Al compás de un trote de Caballos


El dolor

     El dolor puede ser otro atributo del mundo, que controla sus furias placenteras y no sólo lo experimentan los seres vivos, sino que es posible que también lo sientan los seres inorgánicos: las rocas que se desprenden y se arruman en los caminos para ser trituradas después, las entrañas de la tierra derretidas por el fuego intenso, la uña que el cuchillo hiende, las sienes de las montañas golpeadas por vientos huracanados; y cómo se ve de triste el río que arrastra una colada de podredumbre.
     La expresión de dolor de estos seres no se alcanza a percibir, pero algo les debe de doler.
     Creo que todo en el universo siente angustia y dolor. El dolor físico ataca el cuerpo, a sus órganos y sistemas  vulnerables a las enfermedades: cánceres, epidemias…, los van minando hasta producir la muerte del organismo viviente. Y el espíritu, el alma, esa parte intangible del ser consciente (y los animales también tienen su “almita”), susceptible a padecer un dolor que no lesiona el cuerpo, pero no por ello es menos aniquilador y       torturante: la angustia; sus causas son múltiples: la humillación, el infortunio, el desamor, la pérdida de seres queridos, la incapacidad de vivir o de adaptarse al medio social…, estas dos últimas convierten la tristeza en depresión como la llaman los psiquiatras.
     Existe una tendencia en ciertos hombres a confundir la felicidad con el placer, por lo que exacerban el goce sensorial, que revierte en su contrario: el dolor.
       Algunos otros, influidos por sentimientos religiosos o reflexiones de índole filosófica, han considerado la capacidad de soportar el dolor como una manera de expiar sus culpas, de purificar su espíritu, o de alcanzar el sosiego, la serenidad interior; esa actitud ascética los mantendría alejados del placer, que engendra sentimientos de culpa, remordimientos.
      Baudelaire, en un bello poema, donde aparecen placer y dolor contrastados, reflexiona sobre el placer que se transmuta en remordimiento. El poeta clama la compañía del dolor, y busca apaciguarlo, comunicándole el ocaso de los deseos, se regocija con el triunfo del pensamiento sobre los sentidos y repudia caer en las fauces de un goce servil.


      Recogimiento*

      Sé bueno, ¡Oh dolor mío!, y estate más tranquilo,
      Reclamabas la noche, ya desciende, hela aquí:
      Una atmósfera oscura envuelve la ciudad,
     Trayendo a unos la paz, a otros mil cuidados.

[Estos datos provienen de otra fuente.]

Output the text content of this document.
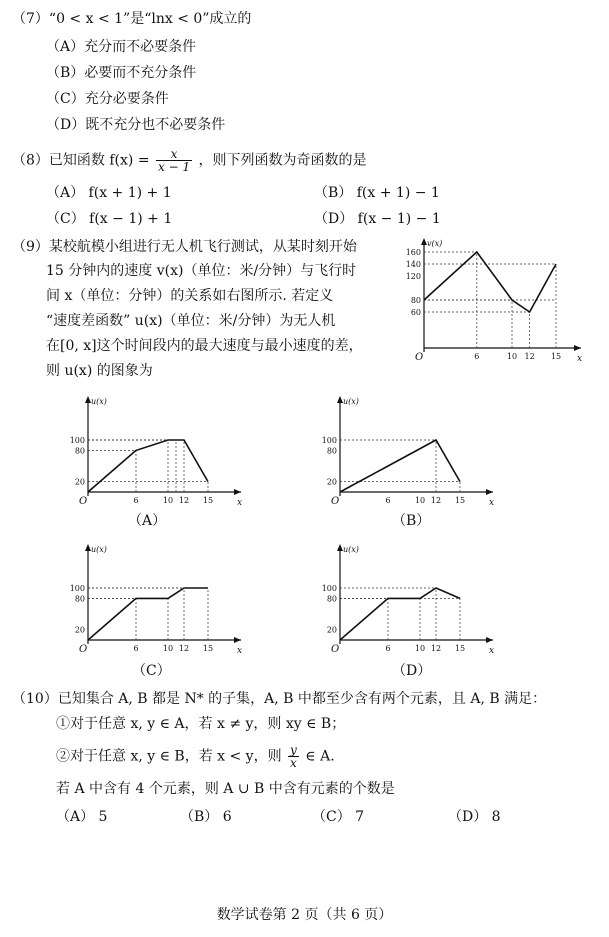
（7）“0 < x < 1”是“lnx < 0”成立的
（A）充分而不必要条件
（B）必要而不充分条件
（C）充分必要条件
（D）既不充分也不必要条件
（8）已知函数 $f(x) = \frac{x}{x - 1}$ ，则下列函数为奇函数的是
（A） f(x + 1) + 1	（B） f(x + 1) − 1
（C） f(x − 1) + 1	（D） f(x − 1) − 1
（9）某校航模小组进行无人机飞行测试，从某时刻开始
15 分钟内的速度 v(x)（单位：米/分钟）与飞行时
间 x（单位：分钟）的关系如右图所示. 若定义
“速度差函数” u(x)（单位：米/分钟）为无人机
在[0, x]这个时间段内的最大速度与最小速度的差，
则 u(x) 的图象为
160
140
120
80
60
6	10 12 15
O
v(x)
x
100
80
20
6	10 12 15
O
u(x)
x
（A）
100
80
20
6	10 12 15
O
u(x)
x
（B）
100
80
20
6	10 12 15
O
u(x)
x
（C）
100
80
20
6	10 12 15
O
u(x)
x
（D）
（10）已知集合 A, B 都是 N* 的子集，A, B 中都至少含有两个元素，且 A, B 满足：
①对于任意 x, y ∈ A，若 x ≠ y，则 xy ∈ B；
②对于任意 x, y ∈ B，若 x < y，则 $\frac{y}{x}$ ∈ A.
若 A 中含有 4 个元素，则 A ∪ B 中含有元素的个数是
（A） 5	（B） 6	（C） 7	（D） 8
数学试卷第 2 页（共 6 页）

     Mientras de los mortales la muchedumbre vil
     Bajo el látigo del Placer, verdugo sin piedad,
     Busca remordimientos en la fiesta servil
     Dolor, dame la mano, y ven por aquí.

     Lejos de ellos contempla a los años ya difuntos
     En el balcón del cielo,  con sus galas antiguas;
     El Pensar Sonriente surgiendo de las aguas;

     El sol moribundo dormirse bajo un arco,
    Y cual largo sudario arrastrando hacia Oriente,
    Oye, querido, cómo la dulce noche avanza.

   *Citado por Edwin Morgan en su libro Baudelaire, Pág. 181. 


Asceta del aire

     Siempre detengo mis ojos ante la presencia del colibrí, cuando lo encuentro en los bosquecillos que circundan los caminos, en los antejardines, o en cualquier lugar a donde vuela en busca de sustento. Parece un ápice alado de algún dios: vuela hacia adelante y hacia atrás y bate incesantemente sus alas mientras bebe del vinillo añejado en corolas. No pisa tierra, ni come insectos. Este pájaro-asceta de plumaje refulgente (casi siempre), se comporta como una criatura singular dentro de su especie; no busca la compañía de otros pájaros, revolotea solo los espacios, sin pasar inadvertido entre el follaje de las plantas en florescencia, debido a su asombrosa movilidad aérea. Un día cualquiera entró uno en  mi cuarto, perseguía el moño color naranja de la cinta anudada a la cortina; lo confundió con una flor; voló en círculo por unos segundos y me sentí contagiada de su inocencia, creí que aún estaba en el paraíso; y en verdad que lo estuve por esos  segundos en que agitó y purificó el aire de mi pieza.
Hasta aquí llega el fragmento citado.